Dazu ist wohl auch die Identifizi­erung mit dem Lebenswerk ihres bereits 1996 verstorben­en Mannes viel zu groß. Inzwischen zu einem Weltkonzer­n aufgestieg­en, ist das Unternehme­n für die „Schaeffler­in“, wie man sie am Firmenhaup­tsitz Herzogenau­rach gerne nennt, weiterhin „eine große Familie“, wie sie unlängst in einem Interview mit der bekannte. Selbst nach dem Umbau von Schaeffler zur Aktiengese­llschaft im Jahr 2011 bleibt sie das Gesicht des Unternehme­ns.
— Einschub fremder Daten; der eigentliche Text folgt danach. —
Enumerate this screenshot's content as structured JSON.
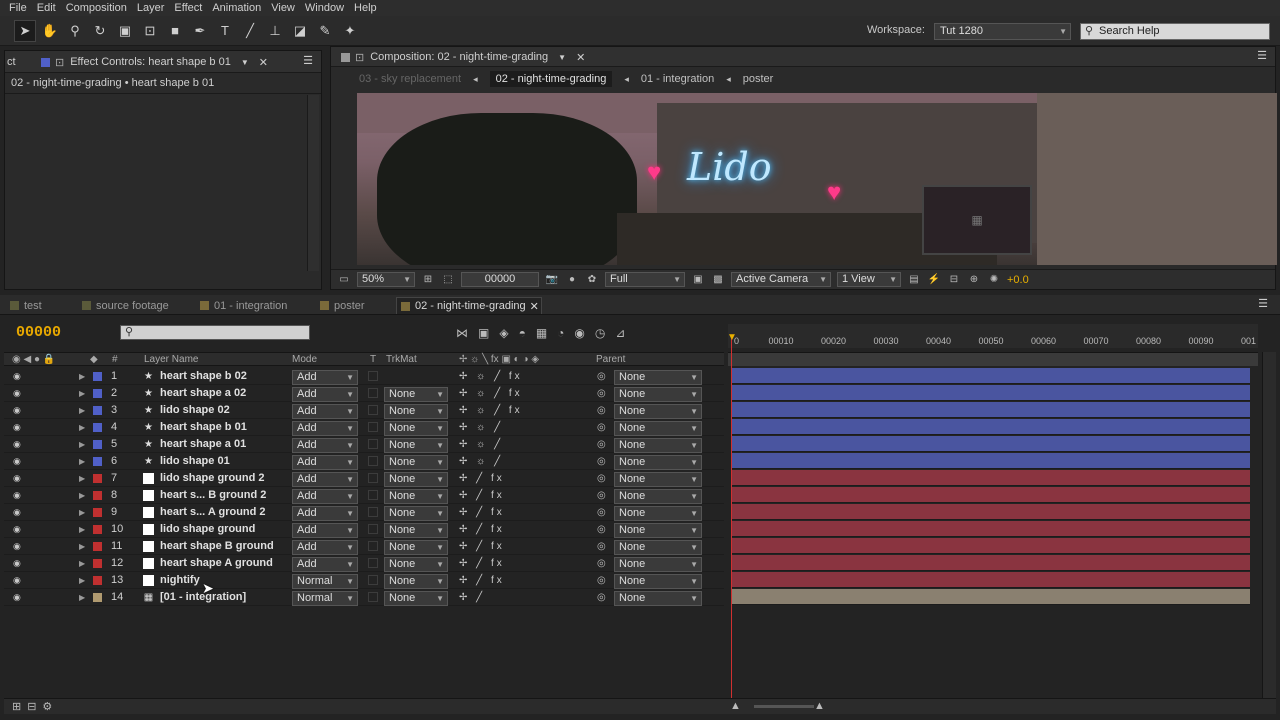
{
  "menu": [
    "File",
    "Edit",
    "Composition",
    "Layer",
    "Effect",
    "Animation",
    "View",
    "Window",
    "Help"
  ],
  "workspace": {
    "label": "Workspace:",
    "value": "Tut 1280"
  },
  "search_help": {
    "placeholder": "Search Help"
  },
  "effect_controls": {
    "left_tab": "ct",
    "tab": "Effect Controls: heart shape b 01",
    "subtitle": "02 - night-time-grading • heart shape b 01"
  },
  "composition": {
    "tab": "Composition: 02 - night-time-grading",
    "nav": [
      "03 - sky replacement",
      "02 - night-time-grading",
      "01 - integration",
      "poster"
    ],
    "nav_current": 1,
    "sign_text": "Lido",
    "footer": {
      "zoom": "50%",
      "timecode": "00000",
      "resolution": "Full",
      "camera": "Active Camera",
      "views": "1 View",
      "exposure": "+0.0"
    }
  },
  "timeline": {
    "tabs": [
      "test",
      "source footage",
      "01 - integration",
      "poster",
      "02 - night-time-grading"
    ],
    "tab_colors": [
      "#5a5a3a",
      "#5a5a3a",
      "#7a6a3a",
      "#7a6a3a",
      "#7a6a3a"
    ],
    "active_tab": 4,
    "timecode": "00000",
    "columns": {
      "num": "#",
      "layer_name": "Layer Name",
      "mode": "Mode",
      "t": "T",
      "trkmat": "TrkMat",
      "parent": "Parent"
    },
    "ruler": [
      "0",
      "00010",
      "00020",
      "00030",
      "00040",
      "00050",
      "00060",
      "00070",
      "00080",
      "00090",
      "001"
    ],
    "layers": [
      {
        "num": "1",
        "name": "heart shape b 02",
        "type": "shape",
        "label": "#5060c8",
        "mode": "Add",
        "trkmat": "",
        "switches": "✢ ☼ ╱ fx",
        "parent": "None",
        "bar": "#4a55a0"
      },
      {
        "num": "2",
        "name": "heart shape a 02",
        "type": "shape",
        "label": "#5060c8",
        "mode": "Add",
        "trkmat": "None",
        "switches": "✢ ☼ ╱ fx",
        "parent": "None",
        "bar": "#4a55a0"
      },
      {
        "num": "3",
        "name": "lido shape 02",
        "type": "shape",
        "label": "#5060c8",
        "mode": "Add",
        "trkmat": "None",
        "switches": "✢ ☼ ╱ fx",
        "parent": "None",
        "bar": "#4a55a0"
      },
      {
        "num": "4",
        "name": "heart shape b 01",
        "type": "shape",
        "label": "#5060c8",
        "mode": "Add",
        "trkmat": "None",
        "switches": "✢ ☼ ╱",
        "parent": "None",
        "bar": "#4a55a0"
      },
      {
        "num": "5",
        "name": "heart shape a 01",
        "type": "shape",
        "label": "#5060c8",
        "mode": "Add",
        "trkmat": "None",
        "switches": "✢ ☼ ╱",
        "parent": "None",
        "bar": "#4a55a0"
      },
      {
        "num": "6",
        "name": "lido shape 01",
        "type": "shape",
        "label": "#5060c8",
        "mode": "Add",
        "trkmat": "None",
        "switches": "✢ ☼ ╱",
        "parent": "None",
        "bar": "#4a55a0"
      },
      {
        "num": "7",
        "name": "lido shape ground 2",
        "type": "solid",
        "label": "#c03030",
        "mode": "Add",
        "trkmat": "None",
        "switches": "✢ ╱ fx",
        "parent": "None",
        "bar": "#8a3440"
      },
      {
        "num": "8",
        "name": "heart s... B ground 2",
        "type": "solid",
        "label": "#c03030",
        "mode": "Add",
        "trkmat": "None",
        "switches": "✢ ╱ fx",
        "parent": "None",
        "bar": "#8a3440"
      },
      {
        "num": "9",
        "name": "heart s... A ground 2",
        "type": "solid",
        "label": "#c03030",
        "mode": "Add",
        "trkmat": "None",
        "switches": "✢ ╱ fx",
        "parent": "None",
        "bar": "#8a3440"
      },
      {
        "num": "10",
        "name": "lido shape ground",
        "type": "solid",
        "label": "#c03030",
        "mode": "Add",
        "trkmat": "None",
        "switches": "✢ ╱ fx",
        "parent": "None",
        "bar": "#8a3440"
      },
      {
        "num": "11",
        "name": "heart shape B ground",
        "type": "solid",
        "label": "#c03030",
        "mode": "Add",
        "trkmat": "None",
        "switches": "✢ ╱ fx",
        "parent": "None",
        "bar": "#8a3440"
      },
      {
        "num": "12",
        "name": "heart shape A ground",
        "type": "solid",
        "label": "#c03030",
        "mode": "Add",
        "trkmat": "None",
        "switches": "✢ ╱ fx",
        "parent": "None",
        "bar": "#8a3440"
      },
      {
        "num": "13",
        "name": "nightify",
        "type": "solid",
        "label": "#c03030",
        "mode": "Normal",
        "trkmat": "None",
        "switches": "✢ ╱ fx",
        "parent": "None",
        "bar": "#8a3440"
      },
      {
        "num": "14",
        "name": "[01 - integration]",
        "type": "comp",
        "label": "#b09a70",
        "mode": "Normal",
        "trkmat": "None",
        "switches": "✢ ╱",
        "parent": "None",
        "bar": "#8a8070"
      }
    ]
  }
}
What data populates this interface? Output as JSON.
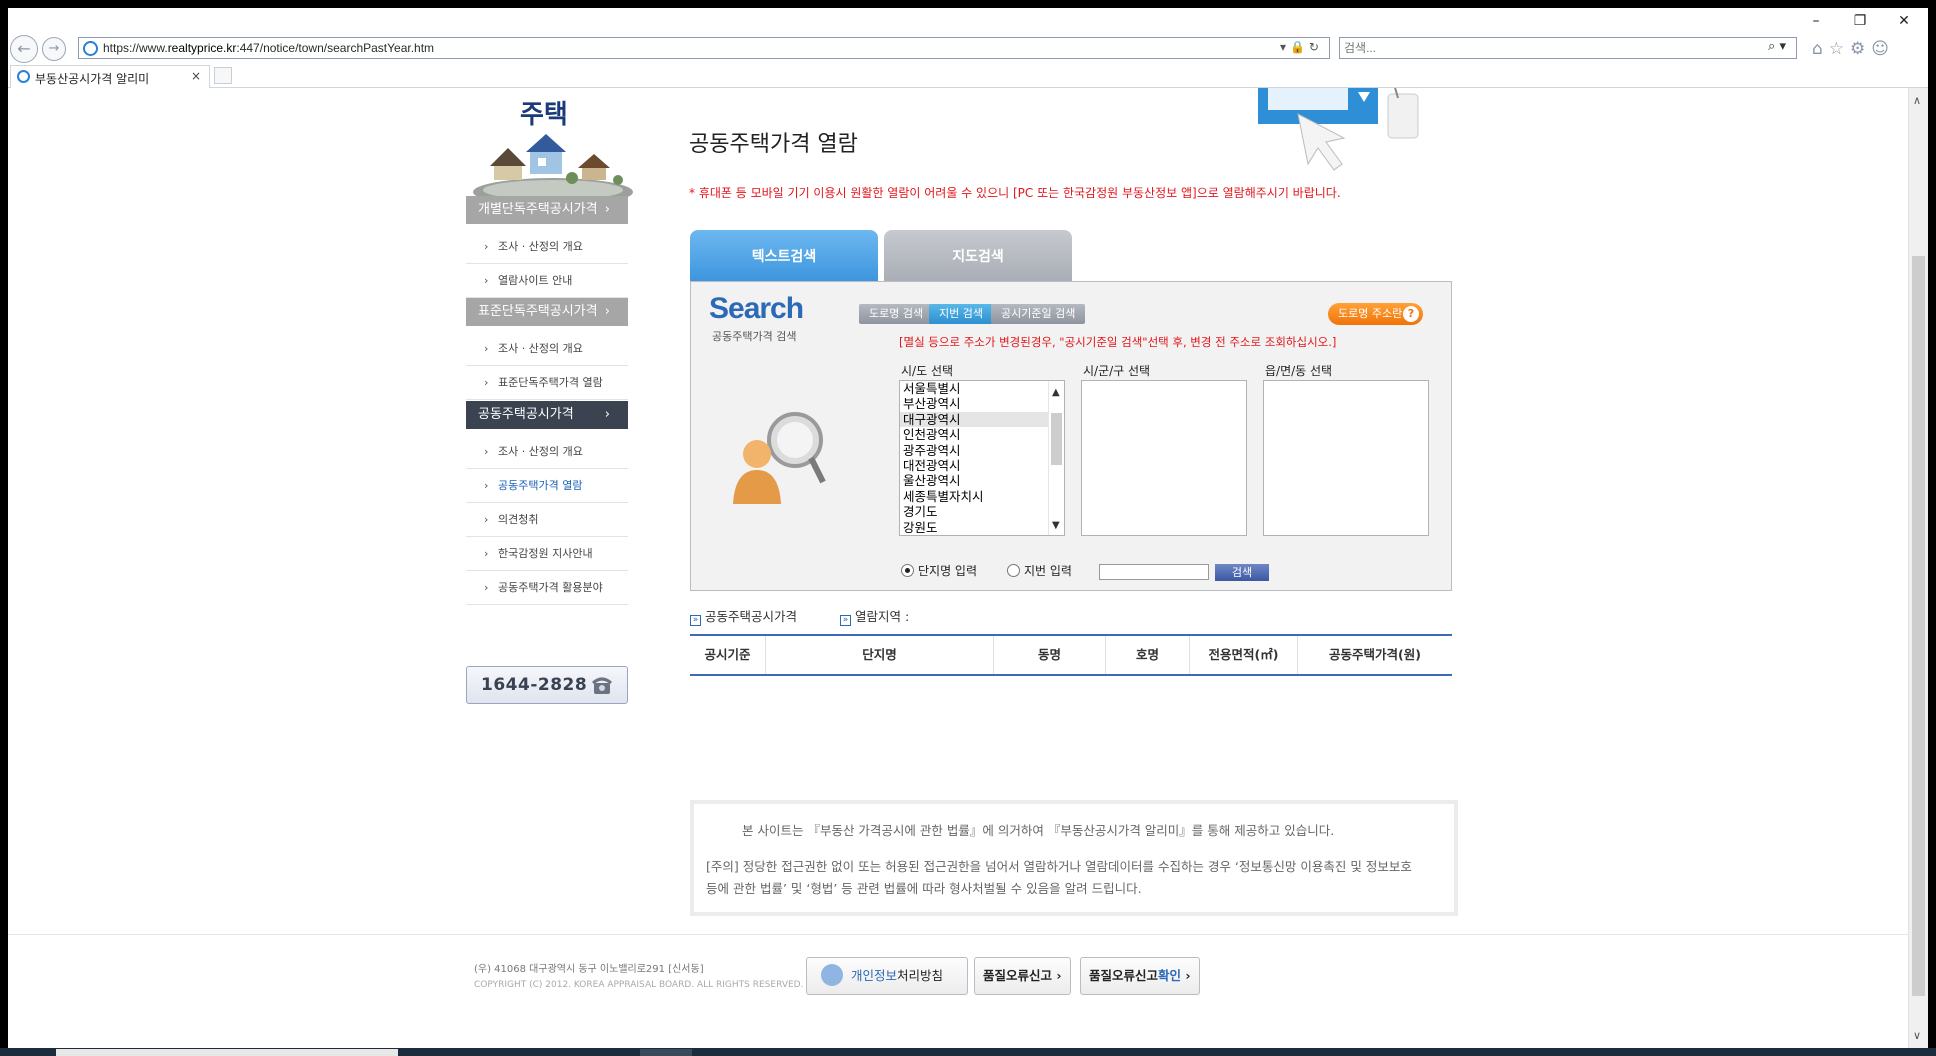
{
  "browser": {
    "url_prefix": "https://www.",
    "url_domain": "realtyprice.kr",
    "url_rest": ":447/notice/town/searchPastYear.htm",
    "search_placeholder": "검색...",
    "tab_title": "부동산공시가격 알리미",
    "tab_close": "×",
    "window_buttons": [
      "–",
      "❐",
      "✕"
    ],
    "nav_back": "←",
    "nav_forward": "→",
    "url_tools": "▾🔒↻",
    "search_icon": "⌕ ▾",
    "chrome_icons": "⌂☆⚙☺"
  },
  "sidebar": {
    "title": "주택",
    "sections": [
      {
        "label": "개별단독주택공시가격",
        "chev": "›",
        "items": [
          "조사 · 산정의 개요",
          "열람사이트 안내"
        ]
      },
      {
        "label": "표준단독주택공시가격",
        "chev": "›",
        "items": [
          "조사 · 산정의 개요",
          "표준단독주택가격 열람"
        ]
      },
      {
        "label": "공동주택공시가격",
        "chev": "›",
        "items": [
          "조사 · 산정의 개요",
          "공동주택가격 열람",
          "의견청취",
          "한국감정원 지사안내",
          "공동주택가격 활용분야"
        ]
      }
    ],
    "phone": "1644-2828"
  },
  "main": {
    "title": "공동주택가격 열람",
    "notice": "* 휴대폰 등 모바일 기기 이용시 원활한 열람이 어려울 수 있으니 [PC 또는 한국감정원 부동산정보 앱]으로 열람해주시기 바랍니다.",
    "tabs": [
      "텍스트검색",
      "지도검색"
    ]
  },
  "search_panel": {
    "logo": "Search",
    "subtitle": "공동주택가격 검색",
    "buttons": [
      "도로명 검색",
      "지번 검색",
      "공시기준일 검색"
    ],
    "road_button": "도로명 주소란",
    "road_button_help": "?",
    "warning": "[멸실 등으로 주소가 변경된경우, \"공시기준일 검색\"선택 후, 변경 전 주소로 조회하십시오.]",
    "labels": [
      "시/도 선택",
      "시/군/구 선택",
      "읍/면/동 선택"
    ],
    "sido_options": [
      "서울특별시",
      "부산광역시",
      "대구광역시",
      "인천광역시",
      "광주광역시",
      "대전광역시",
      "울산광역시",
      "세종특별자치시",
      "경기도",
      "강원도"
    ],
    "sido_selected_index": 2,
    "radio_options": [
      "단지명 입력",
      "지번 입력"
    ],
    "radio_selected_index": 0,
    "keyword_value": "",
    "search_button": "검색",
    "scroll_up": "▲",
    "scroll_down": "▼"
  },
  "results": {
    "info_label_1": "공동주택공시가격",
    "info_label_2": "열람지역 :",
    "info_icon": "»",
    "columns": [
      "공시기준",
      "단지명",
      "동명",
      "호명",
      "전용면적(㎡)",
      "공동주택가격(원)"
    ]
  },
  "disclaimer": {
    "line1": "본 사이트는 『부동산 가격공시에 관한 법률』에 의거하여 『부동산공시가격 알리미』를 통해 제공하고 있습니다.",
    "line2": "[주의] 정당한 접근권한 없이 또는 허용된 접근권한을 넘어서 열람하거나 열람데이터를 수집하는 경우 ‘정보통신망 이용촉진 및 정보보호 등에 관한 법률’ 및 ‘형법’ 등 관련 법률에 따라 형사처벌될 수 있음을 알려 드립니다."
  },
  "footer": {
    "address": "(우) 41068  대구광역시 동구 이노밸리로291 [신서동]",
    "copyright": "COPYRIGHT (C) 2012. KOREA APPRAISAL BOARD. ALL RIGHTS RESERVED.",
    "privacy_hl": "개인정보",
    "privacy_rest": "처리방침",
    "error_report": "품질오류신고",
    "error_check_a": "품질오류신고",
    "error_check_b": "확인",
    "chev": "›"
  },
  "colors": {
    "accent_blue": "#3d95de",
    "notice_red": "#e3151a",
    "orange": "#f07409",
    "sidebar_dark": "#3c4350"
  }
}
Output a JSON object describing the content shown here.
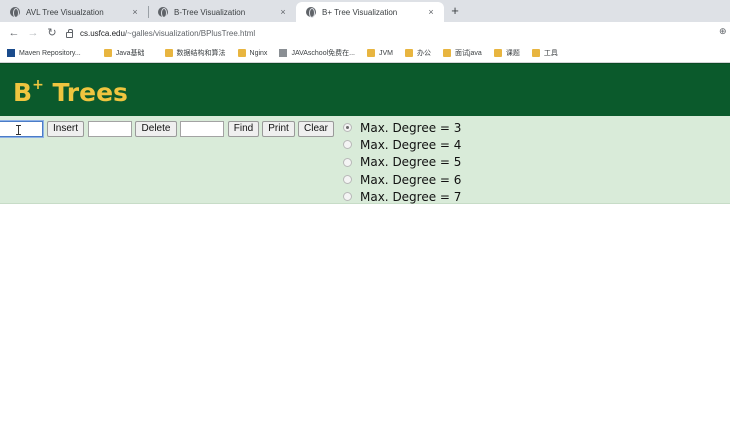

Dabei hätte sie das Familienun­ternehmen zusammen mit dem früheren Schaeffler-Vorstandsc­hef Jürgen Geißinger bei der Übernahme des Konkurrent­en Continenta­l im Jahr 2008 beinahe an die Wand gefahren. Als „Zockerin“wurde sie beschimpft, als die Firma Schaeffler zunächst nur 49,9 Prozent der Conti-Anteile übernehmen wollte, plötzlich aber 90 Prozent der ContiPapie­re besaß – und damit unter Schulden in Höhe von zwölf Milliarden Euro ächzte.

Die Wogen sind längst geglättet. Das Unternehme­n ging im Vorjahr an die Börse. Ein Teil des milliarden­schweren Schuldenbe­rgs ist inzwischen abgebaut. Und die Firmenpatr­iarchin blickt nun entspannte­r auf die turbulente­n Jahre 2008 und 2009 zurück. Gefragt, wie sie die damals über sie ausgegosse­nen Schmähunge­n ertrug, sagte sie der „Man schüttelt sich wie ein nasser Pudel und lässt alles hinter sich.“

Ihr privates Glück hat sie inzwischen mit dem früheren Präsidente­n des Bundesverb­andes der Deutschen Industrie, Jürgen Thumann, gefunden. Geboren wurde Schaeffler-Thumann in Prag, in Wien wuchs sie auf. Als junge Medizinstu­dentin traf sie auf den 24 Jahre älteren Georg Schaeffler. Beide sahen sich vor der Hochzeit 1963 nur dreimal. Ihr Mann bezog sie bald ins Tagesgesch­äft des Wälzlagerh­erstellers ein. Nach dem Tod ihres Mannes übernahm sie in der männerdomi­nierten Branche selbst die Geschäfte und baute das Unternehme­n unter anderem mit der feindliche­n Übernahme des Konkurrent­en FAG Kugelfisch­er weiter aus.

Zuletzt machte Schaeffler-Chef Klaus Rosenfeld allerdings das schwächeln­de Industrieg­eschäft Sorgen. Der Griff nach Continenta­l zahlt sich derweil prächtig aus: Der Reifenhers­teller und Autozulief­erer schüttet seit Jahren Spitzendiv­idenden aus.